藤原定家とも親交があった

 仲章は将軍御所の近くに屋敷を与えられ、しばしば鎌倉と京を行き来した。

 その昇進は早く、弾正大弼、大学頭と昇った。建保4年(1216)年には、政所別当の一人に選ばれている。

 さらに文章博士となり、建保6年(1218)には実朝の推挙を受けて順徳天皇の侍読となり、昇殿を許された。『吾妻鏡』はこれを「希代朝恩(世にも希な朝恩)」と記している。

 仲章は実朝の重要な側近だった。

 関幸彦氏は、仲章を「実朝のブレーンとして位置した」とし(『承久の乱と後鳥羽院』)、『鎌倉殿の13人』の軍事考証を務める西股総生氏は、仲章の立場を「実朝のもっとも信頼する首席秘書官のよう」と称している(『鎌倉草創 東国武士たちの革命戦争』)。

 仲章は、歌人で、日記『明月記』でも知られる藤原定家とも親交があった。

 藤原定家は、すぐれた文章を書くわけではないため、才名の誉れはないが、多くの書籍を集め、百家九流(多方面の学問)に精通していたと評したという。

北条義時の身代わりとなった?

 実朝のもと昇進してきた仲章は、その死を実朝とともに迎えることになる。

 その事件は、実朝の晴れの舞台で勃発した。

 建保7年(1219 4月に承久に改元)正月27日、前年に右大臣に昇進した実朝は、叙位・任官を感謝し、拝礼する儀式である「拝賀」のため、多くの御家人を従えて、鶴岡八幡宮に参詣した。

『吾妻鏡』同日条によれば、北条義時は儀式において、実朝の御剣役(刀を捧げ持つ役目)を務めるはずであった。
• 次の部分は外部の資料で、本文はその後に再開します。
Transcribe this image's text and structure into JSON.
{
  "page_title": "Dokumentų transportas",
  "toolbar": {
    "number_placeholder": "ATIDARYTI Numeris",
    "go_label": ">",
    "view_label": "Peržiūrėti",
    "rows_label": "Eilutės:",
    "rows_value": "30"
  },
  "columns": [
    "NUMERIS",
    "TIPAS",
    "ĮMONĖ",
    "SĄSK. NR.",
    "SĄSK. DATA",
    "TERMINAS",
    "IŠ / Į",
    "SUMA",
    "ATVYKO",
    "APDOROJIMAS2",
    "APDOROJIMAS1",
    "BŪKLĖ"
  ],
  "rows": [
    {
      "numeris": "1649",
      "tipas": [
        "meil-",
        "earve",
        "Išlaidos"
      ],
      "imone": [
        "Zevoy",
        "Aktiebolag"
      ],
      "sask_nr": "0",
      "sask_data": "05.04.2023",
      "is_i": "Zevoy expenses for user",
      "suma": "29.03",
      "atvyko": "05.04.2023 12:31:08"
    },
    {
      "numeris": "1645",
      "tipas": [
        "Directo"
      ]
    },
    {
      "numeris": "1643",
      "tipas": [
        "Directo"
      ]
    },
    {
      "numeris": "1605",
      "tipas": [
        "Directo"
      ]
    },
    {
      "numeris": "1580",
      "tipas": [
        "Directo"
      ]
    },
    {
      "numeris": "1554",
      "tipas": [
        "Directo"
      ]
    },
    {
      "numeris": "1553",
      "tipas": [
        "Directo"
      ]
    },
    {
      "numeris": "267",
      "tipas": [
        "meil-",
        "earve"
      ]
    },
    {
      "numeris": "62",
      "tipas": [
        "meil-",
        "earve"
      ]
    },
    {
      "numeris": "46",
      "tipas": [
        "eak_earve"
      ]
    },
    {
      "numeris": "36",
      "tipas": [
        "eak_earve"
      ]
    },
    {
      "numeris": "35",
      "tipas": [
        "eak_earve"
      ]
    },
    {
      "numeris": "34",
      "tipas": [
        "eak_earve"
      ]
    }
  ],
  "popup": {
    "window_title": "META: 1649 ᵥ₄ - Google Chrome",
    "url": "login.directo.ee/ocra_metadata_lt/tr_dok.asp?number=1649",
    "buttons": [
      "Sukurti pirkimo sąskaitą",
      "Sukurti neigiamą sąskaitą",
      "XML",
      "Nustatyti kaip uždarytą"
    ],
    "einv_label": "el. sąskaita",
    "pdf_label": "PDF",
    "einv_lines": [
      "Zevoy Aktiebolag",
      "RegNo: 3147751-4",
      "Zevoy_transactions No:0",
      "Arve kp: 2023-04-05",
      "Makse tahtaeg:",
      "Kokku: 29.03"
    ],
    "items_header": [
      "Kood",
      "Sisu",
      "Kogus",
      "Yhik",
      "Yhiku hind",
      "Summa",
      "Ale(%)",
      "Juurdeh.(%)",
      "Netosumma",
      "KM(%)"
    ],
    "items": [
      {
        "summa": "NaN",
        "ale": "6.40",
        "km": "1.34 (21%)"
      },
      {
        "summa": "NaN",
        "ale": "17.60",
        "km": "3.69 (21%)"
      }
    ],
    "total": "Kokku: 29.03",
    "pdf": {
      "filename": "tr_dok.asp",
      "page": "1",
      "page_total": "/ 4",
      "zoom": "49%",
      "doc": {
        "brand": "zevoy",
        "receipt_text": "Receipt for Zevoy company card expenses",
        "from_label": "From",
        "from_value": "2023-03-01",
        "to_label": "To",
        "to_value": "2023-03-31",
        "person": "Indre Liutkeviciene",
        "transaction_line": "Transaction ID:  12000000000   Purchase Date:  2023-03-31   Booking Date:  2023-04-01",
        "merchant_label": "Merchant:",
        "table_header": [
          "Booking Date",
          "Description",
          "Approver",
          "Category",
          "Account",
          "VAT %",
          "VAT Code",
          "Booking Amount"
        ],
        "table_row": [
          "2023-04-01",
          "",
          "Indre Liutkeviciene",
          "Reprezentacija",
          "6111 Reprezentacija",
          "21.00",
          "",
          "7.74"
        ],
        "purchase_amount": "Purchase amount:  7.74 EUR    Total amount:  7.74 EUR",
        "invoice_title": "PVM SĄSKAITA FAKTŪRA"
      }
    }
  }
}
 ところが、鶴岡八幡宮の楼門に入ったとき、急に心身の不調を訴え、御剣役を仲章に譲って、退出している。義時は神宮寺で正気に戻ると、小町の自邸へ戻ったという。

 夜になり、拝礼を終え退出する実朝に、悲劇が起こった。二代将軍・源頼家の遺児である公暁が石段の際で隙を伺い、剣をとって実朝を殺害したのだ。

 御剣役が北条義時だと知っていた公暁は、仲章の首を切ったという(『吾妻鏡』同年2月8日条)。

 公暁は、幼名を善哉という。ドラマでは長尾翼氏が演じ、比企氏の滅亡後に、実体とも怨霊ともつかない草笛光子演じる比企尼から、「北条を許してはなりませぬ」と、繰り返し伝えられている。

 また、『愚管抄』によれば、公暁の一味は、北条義時が仲章と御剣役と代ったのを知らず、義時と勘違いして仲章を切り伏せ、殺害したという。

 以上のことから、仲章は北条義時の身代わりに殺害されたように思われるが、西股総生氏は、仲章も実朝とともに暗殺の対象だった可能性を指摘している(『鎌倉草創 東国武士たちの革命戦争』)。

 仲章はなぜ、鶴岡八幡宮で、命を落とさねばならなかったのだろうか。